Many of our art institutions forget that their task is to give expression to the collective mind of the people, and looking at my social media feeds, and the contents of this magazine, the collective mind of the people is demanding something else, something more, something at least authentic. A surfeit of 1990’s MFA curators are still prioritising their own theoretical reveries without understanding that we’re aware we are occupying a space where our relationship to both place and artwork is exclusive, legislated and to a certain extent contractual. As opposed to Street Art, which is of course free, inclusive and organic. The institution pays lip service to inclusion but regularly excludes those whose art and politics aim to undermine the structure within which such inclusion occurs. And again, for a few decades at least, transgressions will be punished, this time by exclusion, from the art press, from funding, from the “artworld”.

Street Art enfranchises, it places art anywhere but the white walled havens of the institution attended by an art viewing elite comfortable with its complicit relationship to neo-liberalism in the form of the commercial art fair, investment-growth potential and mega-corporate sponsored events and exhibitions. And I don’t use that “elite” word lightly, knowing how it can be twisted to serve populist right wing rhetoric. But anyone who has ever found themselves with the time, energy, resources and not least, VIP invite to the vernisage on a regular basis, should regard themselves as part of a privileged elite, winners in the lottery of cultural life.
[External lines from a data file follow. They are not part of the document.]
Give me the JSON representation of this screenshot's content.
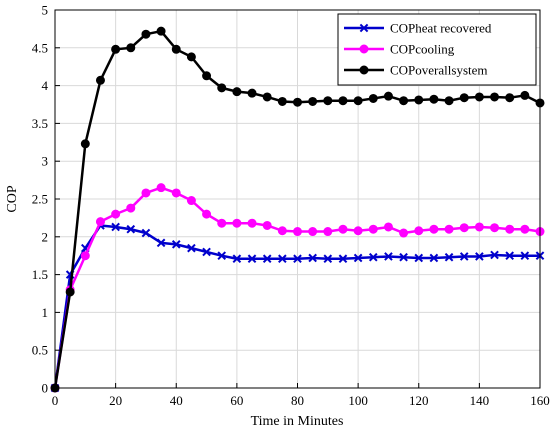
{
  "chart_data": {
    "type": "line",
    "title": "",
    "xlabel": "Time in Minutes",
    "ylabel": "COP",
    "xlim": [
      0,
      160
    ],
    "ylim": [
      0,
      5
    ],
    "xticks": [
      0,
      20,
      40,
      60,
      80,
      100,
      120,
      140,
      160
    ],
    "yticks": [
      0,
      0.5,
      1,
      1.5,
      2,
      2.5,
      3,
      3.5,
      4,
      4.5,
      5
    ],
    "grid": true,
    "legend_position": "top-right",
    "series": [
      {
        "name": "COPheat recovered",
        "color": "#0000cc",
        "marker": "x",
        "x": [
          0,
          5,
          10,
          15,
          20,
          25,
          30,
          35,
          40,
          45,
          50,
          55,
          60,
          65,
          70,
          75,
          80,
          85,
          90,
          95,
          100,
          105,
          110,
          115,
          120,
          125,
          130,
          135,
          140,
          145,
          150,
          155,
          160
        ],
        "y": [
          0,
          1.5,
          1.85,
          2.15,
          2.13,
          2.1,
          2.05,
          1.92,
          1.9,
          1.85,
          1.8,
          1.75,
          1.71,
          1.71,
          1.71,
          1.71,
          1.71,
          1.72,
          1.71,
          1.71,
          1.72,
          1.73,
          1.74,
          1.73,
          1.72,
          1.72,
          1.73,
          1.74,
          1.74,
          1.76,
          1.75,
          1.75,
          1.75
        ]
      },
      {
        "name": "COPcooling",
        "color": "#ff00ff",
        "marker": "circle",
        "x": [
          0,
          5,
          10,
          15,
          20,
          25,
          30,
          35,
          40,
          45,
          50,
          55,
          60,
          65,
          70,
          75,
          80,
          85,
          90,
          95,
          100,
          105,
          110,
          115,
          120,
          125,
          130,
          135,
          140,
          145,
          150,
          155,
          160
        ],
        "y": [
          0,
          1.3,
          1.75,
          2.2,
          2.3,
          2.38,
          2.58,
          2.65,
          2.58,
          2.48,
          2.3,
          2.18,
          2.18,
          2.18,
          2.15,
          2.08,
          2.07,
          2.07,
          2.07,
          2.1,
          2.08,
          2.1,
          2.13,
          2.05,
          2.08,
          2.1,
          2.1,
          2.12,
          2.13,
          2.12,
          2.1,
          2.1,
          2.07
        ]
      },
      {
        "name": "COPoverallsystem",
        "color": "#000000",
        "marker": "circle",
        "x": [
          0,
          5,
          10,
          15,
          20,
          25,
          30,
          35,
          40,
          45,
          50,
          55,
          60,
          65,
          70,
          75,
          80,
          85,
          90,
          95,
          100,
          105,
          110,
          115,
          120,
          125,
          130,
          135,
          140,
          145,
          150,
          155,
          160
        ],
        "y": [
          0,
          1.27,
          3.23,
          4.07,
          4.48,
          4.5,
          4.68,
          4.72,
          4.48,
          4.38,
          4.13,
          3.97,
          3.92,
          3.9,
          3.85,
          3.79,
          3.78,
          3.79,
          3.8,
          3.8,
          3.8,
          3.83,
          3.86,
          3.8,
          3.81,
          3.82,
          3.8,
          3.84,
          3.85,
          3.85,
          3.84,
          3.87,
          3.77
        ]
      }
    ]
  }
}
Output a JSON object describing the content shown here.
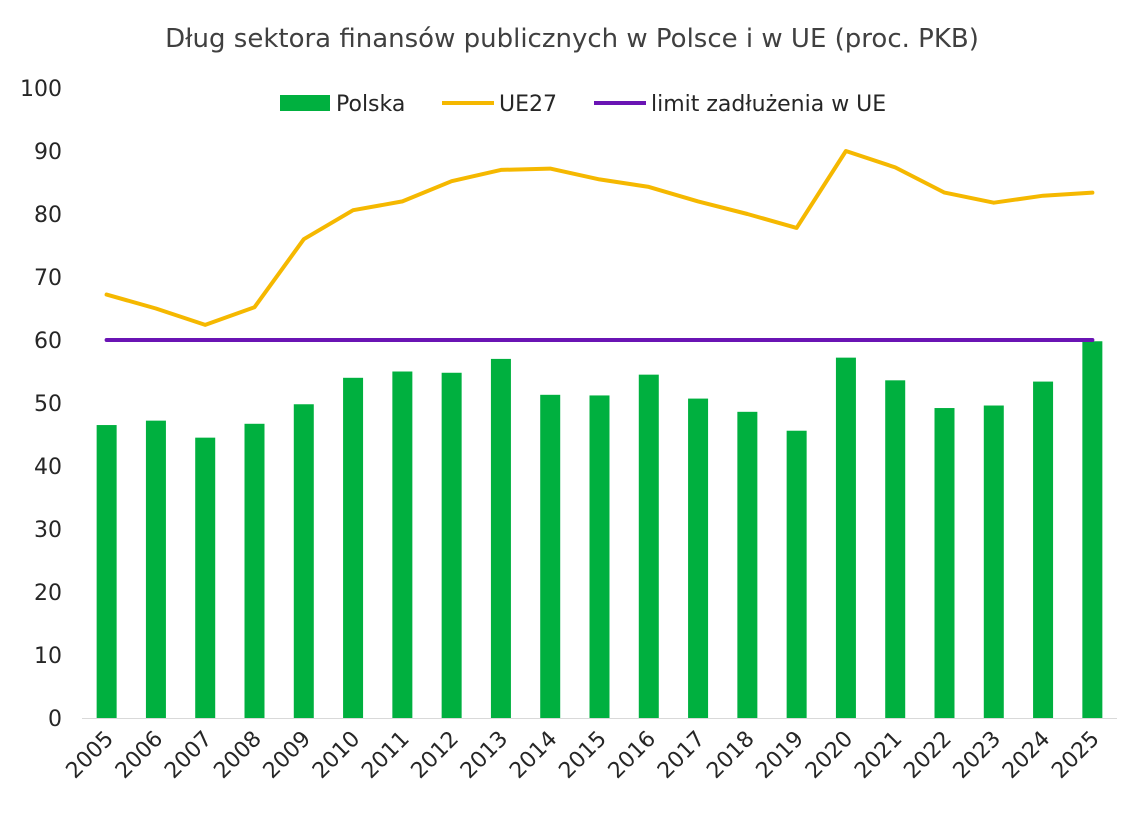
{
  "chart_data": {
    "type": "bar",
    "title": "Dług sektora finansów publicznych w Polsce i w UE (proc. PKB)",
    "xlabel": "",
    "ylabel": "",
    "ylim": [
      0,
      100
    ],
    "yticks": [
      0,
      10,
      20,
      30,
      40,
      50,
      60,
      70,
      80,
      90,
      100
    ],
    "grid": false,
    "legend_position": "top",
    "categories": [
      "2005",
      "2006",
      "2007",
      "2008",
      "2009",
      "2010",
      "2011",
      "2012",
      "2013",
      "2014",
      "2015",
      "2016",
      "2017",
      "2018",
      "2019",
      "2020",
      "2021",
      "2022",
      "2023",
      "2024",
      "2025"
    ],
    "series": [
      {
        "name": "Polska",
        "type": "bar",
        "color": "#00b03f",
        "values": [
          46.5,
          47.2,
          44.5,
          46.7,
          49.8,
          54.0,
          55.0,
          54.8,
          57.0,
          51.3,
          51.2,
          54.5,
          50.7,
          48.6,
          45.6,
          57.2,
          53.6,
          49.2,
          49.6,
          53.4,
          59.8
        ]
      },
      {
        "name": "UE27",
        "type": "line",
        "color": "#f5b800",
        "values": [
          67.2,
          65.0,
          62.4,
          65.2,
          76.0,
          80.6,
          82.0,
          85.2,
          87.0,
          87.2,
          85.5,
          84.3,
          82.0,
          80.0,
          77.8,
          90.0,
          87.4,
          83.4,
          81.8,
          82.9,
          83.4
        ]
      },
      {
        "name": "limit zadłużenia w UE",
        "type": "line",
        "color": "#6a14b4",
        "values": [
          60,
          60,
          60,
          60,
          60,
          60,
          60,
          60,
          60,
          60,
          60,
          60,
          60,
          60,
          60,
          60,
          60,
          60,
          60,
          60,
          60
        ]
      }
    ]
  }
}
Street Art at its most powerful, and there are many who would like to see the word “street” removed from this term, but that’s another story, can reconfigure the city as a place where citizens play an active role in the construction, revision and imagination of our world, including our art institutions. It can show us new ways to inhabit and configure the city whilst offering access to those cities within cities within cities. Those dark alleys of alienation inhabited by the “other”, the artist.

Critical Street Art has the potential to erase boundaries, turning walls into doors, citizens into artists and activists with agency. So forget seal clapping that monolithic tower block mural, grab some cardboard, a can and a craft knife, photocopy some paste-ups and take to the streets, join the revolution.